Imagine you’re watching the Jersey Shore: you know, the part where you think you’re about to get a front-row ticket to the smush-show thanks to those conveniently placed night cameras – and then it cuts to commercial. Take a look at yourself. Were your eyes closed? WERE THEY?! Or were you on the edge of your seat? Keep a mental note.
Playboy TV’s newest reality series, Brooklyn Kinda Love, takes sex even further off-script, and this time it stays on-camera. The show, which aims to draw not only a female crowd to the Playboy channel (see ya later, boys club) but a couples crowd, blurs the line that separates the risque from the flat-out pornographic. Premiering tomorrow, January 15th, Brooklyn Kinda Love masquerades behind the ‘docu-reality’ label: the angle is that you get to watch four real-world couples go through all the crap “normal” couples go through, but the ‘reality’ is that you only get to watch the pieces of their lives wherein they psycho-analyze themselves, talk about getting it on, and then get it on. Wait! They also fight about getting it on. (Oh, if only Alfred Kinsey were alive today…)
Before you judge this show for exposing too much, think back to your reaction of that Jersey Shore scene. Love it or hate it, if most people had been closing their eyes for the smushing, the show wouldn’t be in its third season. Shows are beginning to walk the fine line between entertainment and desensitization, and there seems to be a direct correlation between the rise of both. Just look at MTV’s other summer series, The Hard Times of RJ Berger. It’s about a high school kid who becomes notorious for housing a tree between his legs – and it’s targeted at teens. There might have been some sour buzz when it first hit airwaves, but for the most part nobody raised a finger in protest and it wound up with a contract for a second season. A far cry from Daria, MTV.
After reviewing the first two of episodes of Brookyln Kinda Love, I’ll argue that it embraces both desensitization and entertainment -at least for today’s standards. In ten years, this will be considered tame. But by then porn will be playing between segments in the news and nothing will excite us more than a sneak peek at some seriously kinky shit that probably doesn’t even exist yet.
Now, I’m not here to discuss whether the move toward less censorship is good or bad. Things evolve, it happens. And hey, maybe we have been too prude until now, who am I to judge? That’s life. But you know what’s not life? Reality TV. And this is where I get really judgmental:
All of this focus on “getting it on” begs the question: how far is too far when it comes to reality TV? And why, oh WHY, do they keep calling it “docu-reality?!” Can they please start calling it “fractured reality” or “people showing off for the camera with regrettable acts of public indecency in what appears to be reality?” I mean, I’m sure people would keep watching, but at least our moral compasses would point sightly straighter. Because the thing about reality is that when you call it “reality” people think they should imitate it, believing that it is, in fact, reality! This is the problem.

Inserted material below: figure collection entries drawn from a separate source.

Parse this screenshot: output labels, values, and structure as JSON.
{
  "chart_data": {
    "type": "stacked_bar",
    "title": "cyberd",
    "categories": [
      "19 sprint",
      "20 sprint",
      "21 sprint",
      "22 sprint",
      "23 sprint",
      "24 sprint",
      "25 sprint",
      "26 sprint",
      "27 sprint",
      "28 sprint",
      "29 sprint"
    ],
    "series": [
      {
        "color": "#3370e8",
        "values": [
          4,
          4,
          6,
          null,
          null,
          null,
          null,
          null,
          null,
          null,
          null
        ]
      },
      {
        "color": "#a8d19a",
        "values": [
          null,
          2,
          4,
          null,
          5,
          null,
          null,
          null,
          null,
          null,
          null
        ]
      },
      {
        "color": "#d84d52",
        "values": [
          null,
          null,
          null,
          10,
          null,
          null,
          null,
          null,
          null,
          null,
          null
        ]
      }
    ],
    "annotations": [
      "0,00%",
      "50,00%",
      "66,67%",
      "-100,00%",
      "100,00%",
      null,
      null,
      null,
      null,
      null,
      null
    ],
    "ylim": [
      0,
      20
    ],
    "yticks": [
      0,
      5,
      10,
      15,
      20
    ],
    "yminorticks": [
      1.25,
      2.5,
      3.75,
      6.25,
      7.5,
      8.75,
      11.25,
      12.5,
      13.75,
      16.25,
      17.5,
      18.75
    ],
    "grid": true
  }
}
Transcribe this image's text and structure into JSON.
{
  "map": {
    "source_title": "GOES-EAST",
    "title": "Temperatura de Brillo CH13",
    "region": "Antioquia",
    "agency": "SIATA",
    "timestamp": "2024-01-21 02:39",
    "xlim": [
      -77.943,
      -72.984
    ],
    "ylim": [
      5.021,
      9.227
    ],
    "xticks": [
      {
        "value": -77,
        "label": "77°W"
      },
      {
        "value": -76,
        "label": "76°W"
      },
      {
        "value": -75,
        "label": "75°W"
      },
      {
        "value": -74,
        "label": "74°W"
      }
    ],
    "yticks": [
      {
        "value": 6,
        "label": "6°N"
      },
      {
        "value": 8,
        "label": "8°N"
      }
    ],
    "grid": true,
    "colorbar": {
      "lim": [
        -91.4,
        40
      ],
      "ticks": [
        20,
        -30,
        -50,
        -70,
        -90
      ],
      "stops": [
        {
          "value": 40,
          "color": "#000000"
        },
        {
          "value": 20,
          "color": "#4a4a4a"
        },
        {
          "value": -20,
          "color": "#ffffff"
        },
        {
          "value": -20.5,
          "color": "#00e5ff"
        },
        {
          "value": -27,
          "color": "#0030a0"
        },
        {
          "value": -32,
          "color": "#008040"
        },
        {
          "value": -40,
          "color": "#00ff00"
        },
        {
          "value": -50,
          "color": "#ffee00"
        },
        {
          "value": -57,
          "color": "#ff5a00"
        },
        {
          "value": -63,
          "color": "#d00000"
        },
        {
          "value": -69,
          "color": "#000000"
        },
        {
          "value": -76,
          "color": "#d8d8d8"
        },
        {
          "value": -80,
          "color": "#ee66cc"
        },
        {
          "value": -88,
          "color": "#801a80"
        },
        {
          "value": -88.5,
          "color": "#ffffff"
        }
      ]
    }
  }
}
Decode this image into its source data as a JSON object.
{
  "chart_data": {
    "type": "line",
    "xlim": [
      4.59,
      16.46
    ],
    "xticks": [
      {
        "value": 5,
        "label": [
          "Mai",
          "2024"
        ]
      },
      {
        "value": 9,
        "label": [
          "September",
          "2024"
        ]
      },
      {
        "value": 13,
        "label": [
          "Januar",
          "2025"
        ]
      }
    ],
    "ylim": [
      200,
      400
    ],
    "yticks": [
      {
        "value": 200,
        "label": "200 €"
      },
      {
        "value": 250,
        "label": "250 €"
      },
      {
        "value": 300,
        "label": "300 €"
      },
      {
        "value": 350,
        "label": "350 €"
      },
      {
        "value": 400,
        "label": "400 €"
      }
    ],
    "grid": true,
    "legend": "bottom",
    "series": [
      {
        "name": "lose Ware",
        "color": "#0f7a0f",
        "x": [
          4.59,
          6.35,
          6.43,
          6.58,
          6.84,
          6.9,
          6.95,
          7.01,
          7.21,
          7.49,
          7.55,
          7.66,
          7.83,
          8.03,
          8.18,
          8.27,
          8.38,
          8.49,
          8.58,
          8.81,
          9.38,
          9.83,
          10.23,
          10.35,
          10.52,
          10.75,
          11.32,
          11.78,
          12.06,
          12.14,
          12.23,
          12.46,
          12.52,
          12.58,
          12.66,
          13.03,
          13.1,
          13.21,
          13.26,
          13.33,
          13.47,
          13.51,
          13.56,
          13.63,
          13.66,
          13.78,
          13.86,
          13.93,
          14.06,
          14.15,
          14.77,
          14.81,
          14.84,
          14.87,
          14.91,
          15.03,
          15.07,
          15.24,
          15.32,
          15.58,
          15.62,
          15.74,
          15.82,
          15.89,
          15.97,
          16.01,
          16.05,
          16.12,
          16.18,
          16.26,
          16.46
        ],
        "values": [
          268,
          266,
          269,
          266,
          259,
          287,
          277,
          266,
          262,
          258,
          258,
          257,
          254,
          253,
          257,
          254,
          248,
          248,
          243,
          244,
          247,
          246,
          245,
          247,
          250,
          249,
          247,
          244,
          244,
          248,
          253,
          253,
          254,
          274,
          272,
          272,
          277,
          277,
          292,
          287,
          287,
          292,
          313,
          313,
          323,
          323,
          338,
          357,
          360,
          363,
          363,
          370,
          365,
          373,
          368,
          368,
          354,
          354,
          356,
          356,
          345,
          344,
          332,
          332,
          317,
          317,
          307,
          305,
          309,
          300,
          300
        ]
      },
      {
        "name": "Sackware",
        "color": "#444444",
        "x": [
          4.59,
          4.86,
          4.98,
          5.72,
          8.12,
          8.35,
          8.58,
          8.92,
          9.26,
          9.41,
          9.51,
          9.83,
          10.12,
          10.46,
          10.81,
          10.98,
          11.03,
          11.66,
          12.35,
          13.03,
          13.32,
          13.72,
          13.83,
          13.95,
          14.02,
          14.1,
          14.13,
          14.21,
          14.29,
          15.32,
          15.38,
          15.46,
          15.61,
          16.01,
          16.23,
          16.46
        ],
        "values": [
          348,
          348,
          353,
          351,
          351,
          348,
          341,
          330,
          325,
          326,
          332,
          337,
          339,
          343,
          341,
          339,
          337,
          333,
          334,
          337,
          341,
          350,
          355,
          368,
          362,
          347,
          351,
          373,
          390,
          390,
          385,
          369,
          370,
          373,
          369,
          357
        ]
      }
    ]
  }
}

It’s the same problem couples’ therapists worldwide have with porn: when people think that what they’re seeing on TV is supposed to be what they are doing in real life, shit gets messy and therapists are summoned.
Remember how pissed people were when The Bachelor‘s Brad Womack turned down both remaining contestants for the final rose in 2007? He had to go to therapy. Therapy! All because he said no to marrying a couple of chicks on a TELEVISION SHOW. It’s a television show, people, and you’re getting involved as if a stranger’s choice on-camera affects your world off-camera. And THAT is the problem with pushing the limits (and the censorship) of ‘reality’ TV. People are losing their ability to differentiate between life and entertainment.
So if you’re down to watch four couples act out the parts of their relationships that the Playboy producers want you to see, sans all of the boring day-to-day stuff that reality is actually comprised of, check out Brooklyn Kinda Love. It’s funny, it’s shocking, and it might even make you think… but above all, it’s entertainment.